Analysis of what is happening:

cpg_init()
cpg_nodeid_get()

^
1] in the first call the send works but the recv gets an EAGAIN
2] the response message gets written to the response ringbuffer
3] it retries and sends a new message
4] all works fine (one out of 2 responses read)

cpg_join()
5] does a send and a recv
6] the recv fails with -ENOBUF as there is not enough space
   provided by the caller to read the old cpg_nodeid_get()
   response.
7] we are now stuck.


Solutions:
1] block to recv (keep retrying if we get EAGAIN)
   this will probably solve most of the problems what about ETIMEOUT?
   the api allows timeouts.

2] send a sequence number and drop any old (defunct) messages
   with the incorrect sequence number.

I prefer "2" but it will mean adding a sequence integer to the
IPC headers (will need a rebuild of corosync)
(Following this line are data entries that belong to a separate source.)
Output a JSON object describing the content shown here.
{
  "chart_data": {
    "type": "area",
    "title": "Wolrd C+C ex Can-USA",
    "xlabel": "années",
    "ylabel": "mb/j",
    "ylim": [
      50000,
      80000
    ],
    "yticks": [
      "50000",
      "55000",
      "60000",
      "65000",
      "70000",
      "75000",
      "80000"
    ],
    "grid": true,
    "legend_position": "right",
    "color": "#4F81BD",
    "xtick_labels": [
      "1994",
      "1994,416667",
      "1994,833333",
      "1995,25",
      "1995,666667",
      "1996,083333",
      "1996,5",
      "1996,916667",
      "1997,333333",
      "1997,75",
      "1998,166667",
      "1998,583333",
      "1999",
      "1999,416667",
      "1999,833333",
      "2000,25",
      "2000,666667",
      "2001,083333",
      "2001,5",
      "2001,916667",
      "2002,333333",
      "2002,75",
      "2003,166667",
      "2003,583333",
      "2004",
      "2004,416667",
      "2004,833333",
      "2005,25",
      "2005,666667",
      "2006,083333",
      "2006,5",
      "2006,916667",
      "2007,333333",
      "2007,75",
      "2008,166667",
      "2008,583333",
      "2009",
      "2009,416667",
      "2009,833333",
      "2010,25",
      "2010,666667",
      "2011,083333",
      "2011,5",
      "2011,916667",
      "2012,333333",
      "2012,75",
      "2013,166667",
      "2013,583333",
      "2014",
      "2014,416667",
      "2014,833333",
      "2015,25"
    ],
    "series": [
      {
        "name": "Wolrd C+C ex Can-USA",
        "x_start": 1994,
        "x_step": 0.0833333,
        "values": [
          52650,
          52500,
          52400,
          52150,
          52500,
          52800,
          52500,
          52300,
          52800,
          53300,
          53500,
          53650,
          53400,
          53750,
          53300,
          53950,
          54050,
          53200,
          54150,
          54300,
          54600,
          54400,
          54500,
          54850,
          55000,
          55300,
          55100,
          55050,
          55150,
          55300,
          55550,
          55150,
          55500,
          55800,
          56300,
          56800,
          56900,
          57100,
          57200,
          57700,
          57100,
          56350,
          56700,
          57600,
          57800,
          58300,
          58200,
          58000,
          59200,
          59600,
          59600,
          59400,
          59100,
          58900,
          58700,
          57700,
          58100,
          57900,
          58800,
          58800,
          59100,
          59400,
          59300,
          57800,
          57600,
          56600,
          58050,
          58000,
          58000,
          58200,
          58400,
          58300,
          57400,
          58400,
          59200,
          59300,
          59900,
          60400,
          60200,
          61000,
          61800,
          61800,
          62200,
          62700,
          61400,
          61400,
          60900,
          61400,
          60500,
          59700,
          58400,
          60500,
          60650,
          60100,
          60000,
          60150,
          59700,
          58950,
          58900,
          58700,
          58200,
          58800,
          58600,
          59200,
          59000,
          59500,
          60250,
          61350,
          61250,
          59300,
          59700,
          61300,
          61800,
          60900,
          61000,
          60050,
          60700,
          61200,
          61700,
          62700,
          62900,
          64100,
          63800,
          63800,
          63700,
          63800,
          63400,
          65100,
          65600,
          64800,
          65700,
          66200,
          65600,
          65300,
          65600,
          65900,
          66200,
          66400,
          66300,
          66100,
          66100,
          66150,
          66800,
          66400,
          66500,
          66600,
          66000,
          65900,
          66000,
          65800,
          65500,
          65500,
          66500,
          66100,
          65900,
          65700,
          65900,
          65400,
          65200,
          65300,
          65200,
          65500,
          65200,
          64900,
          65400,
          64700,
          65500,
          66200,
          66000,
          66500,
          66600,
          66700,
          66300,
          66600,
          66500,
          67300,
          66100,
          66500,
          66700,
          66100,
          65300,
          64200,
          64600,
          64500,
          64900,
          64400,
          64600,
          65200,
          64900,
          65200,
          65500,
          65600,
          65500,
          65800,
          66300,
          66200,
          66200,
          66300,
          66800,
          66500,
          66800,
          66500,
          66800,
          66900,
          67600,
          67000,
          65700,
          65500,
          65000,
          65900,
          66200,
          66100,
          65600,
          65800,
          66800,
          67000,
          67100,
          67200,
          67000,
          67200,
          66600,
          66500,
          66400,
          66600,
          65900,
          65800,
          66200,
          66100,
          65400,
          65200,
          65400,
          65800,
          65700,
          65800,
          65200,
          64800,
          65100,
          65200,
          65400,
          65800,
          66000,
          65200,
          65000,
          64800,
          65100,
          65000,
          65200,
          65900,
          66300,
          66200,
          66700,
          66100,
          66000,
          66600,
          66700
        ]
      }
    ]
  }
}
struct qb_ipc_request_header {
	int32_t id __attribute__ ((aligned(8)));
	int32_t size __attribute__ ((aligned(8)));
	uint32_t sequence __attribute__ ((aligned(8))); // <---- here
} __attribute__ ((aligned(8)));

struct qb_ipc_response_header {
	int32_t id __attribute__ ((aligned(8)));
	int32_t size __attribute__ ((aligned(8)));
	int32_t error __attribute__ ((aligned(8)));
	uint32_t sequence __attribute__ ((aligned(8))); // <---- here
} __attribute__ ((aligned(8)));

Comment 3 Andrew Beekhof 2012-02-13 23:07:26 UTC

Personally I think you want both to avoid further overloading the server.

Ie. retry until $timeout and then discard.
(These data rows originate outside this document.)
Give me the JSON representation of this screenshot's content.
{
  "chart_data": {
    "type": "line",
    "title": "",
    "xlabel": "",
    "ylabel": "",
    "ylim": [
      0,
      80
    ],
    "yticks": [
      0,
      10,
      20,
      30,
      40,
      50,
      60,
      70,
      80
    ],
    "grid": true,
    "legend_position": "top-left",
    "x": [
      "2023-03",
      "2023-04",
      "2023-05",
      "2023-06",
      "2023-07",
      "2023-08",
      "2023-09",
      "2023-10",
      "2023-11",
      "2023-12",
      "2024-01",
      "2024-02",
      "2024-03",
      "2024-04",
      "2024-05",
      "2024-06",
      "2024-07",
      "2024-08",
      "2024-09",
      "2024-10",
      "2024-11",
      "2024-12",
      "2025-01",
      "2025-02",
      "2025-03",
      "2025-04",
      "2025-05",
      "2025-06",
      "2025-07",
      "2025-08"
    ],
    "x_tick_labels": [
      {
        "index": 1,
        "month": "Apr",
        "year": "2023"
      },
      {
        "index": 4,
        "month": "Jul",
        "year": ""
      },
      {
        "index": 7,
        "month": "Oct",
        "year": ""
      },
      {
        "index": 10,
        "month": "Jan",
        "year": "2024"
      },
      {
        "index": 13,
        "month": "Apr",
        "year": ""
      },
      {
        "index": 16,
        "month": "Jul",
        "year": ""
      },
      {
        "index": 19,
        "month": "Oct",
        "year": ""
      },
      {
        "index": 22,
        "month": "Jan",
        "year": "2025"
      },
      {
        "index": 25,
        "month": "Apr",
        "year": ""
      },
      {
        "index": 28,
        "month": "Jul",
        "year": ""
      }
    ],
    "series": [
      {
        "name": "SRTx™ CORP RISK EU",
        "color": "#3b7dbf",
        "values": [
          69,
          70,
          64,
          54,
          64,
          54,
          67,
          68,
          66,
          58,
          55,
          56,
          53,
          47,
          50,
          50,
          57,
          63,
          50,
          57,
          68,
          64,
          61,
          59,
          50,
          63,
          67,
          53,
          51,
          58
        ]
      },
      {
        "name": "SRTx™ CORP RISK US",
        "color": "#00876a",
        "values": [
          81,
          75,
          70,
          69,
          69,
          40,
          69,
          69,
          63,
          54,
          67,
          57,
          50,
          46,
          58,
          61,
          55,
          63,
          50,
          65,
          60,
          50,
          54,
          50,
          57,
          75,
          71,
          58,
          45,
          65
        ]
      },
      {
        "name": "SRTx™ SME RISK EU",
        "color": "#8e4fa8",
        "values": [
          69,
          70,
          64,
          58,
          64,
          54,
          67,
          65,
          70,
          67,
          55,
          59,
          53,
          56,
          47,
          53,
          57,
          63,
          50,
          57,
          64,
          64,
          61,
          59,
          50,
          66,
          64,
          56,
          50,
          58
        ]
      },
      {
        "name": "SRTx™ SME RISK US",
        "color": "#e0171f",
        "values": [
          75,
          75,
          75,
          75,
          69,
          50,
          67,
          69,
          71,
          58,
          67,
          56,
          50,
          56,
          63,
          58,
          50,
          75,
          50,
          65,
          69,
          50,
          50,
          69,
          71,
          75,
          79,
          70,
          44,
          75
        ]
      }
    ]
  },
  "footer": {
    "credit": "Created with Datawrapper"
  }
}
Otherwise, since the upper level is just going to retry anyway, we're just sending duplicate requests to the server.  Better to wait for the original reply if possible.

Comment 4 Angus Salkeld 2012-02-14 06:00:15 UTC

So libqb was missing a bit of logic that coroipc had.

Once a send has succeeded we really want to wait for the response.
The problem with sem_wait is it can cause the client to lockup if
corosync exits/dies.
So we call sem_wait with a timeout of 2 seconds and use poll to
check the liveliness of the server.

This has now been committed upstream:
https://github.com/asalkeld/libqb/commit/d633b4e2fa8d9cf07e9df93c1a37aa795aa10c8b

It also requires a change to corosync (but only if using with latest libqb):

diff --git a/include/corosync/corotypes.h b/include/corosync/corotypes.h
index 87229ad..d5a7d01 100644
--- a/include/corosync/corotypes.h
+++ b/include/corosync/corotypes.h
@@ -108,7 +108,7 @@ typedef enum {
    CS_ERR_SECURITY = 100
 } cs_error_t;
 
-#define CS_IPC_TIMEOUT_MS 1000
+#define CS_IPC_TIMEOUT_MS -1
 
 #define CS_TIME_MS_IN_SEC   1000ULL
 #define CS_TIME_US_IN_SEC   1000000ULL

Comment 5 Fabio Massimo Di Nitto 2012-02-14 07:30:25 UTC

If it fixes the problem for Andrew, corosync change is ACK.

Let´s get this into the beta refresh so Andrew´s testing can be unblocked.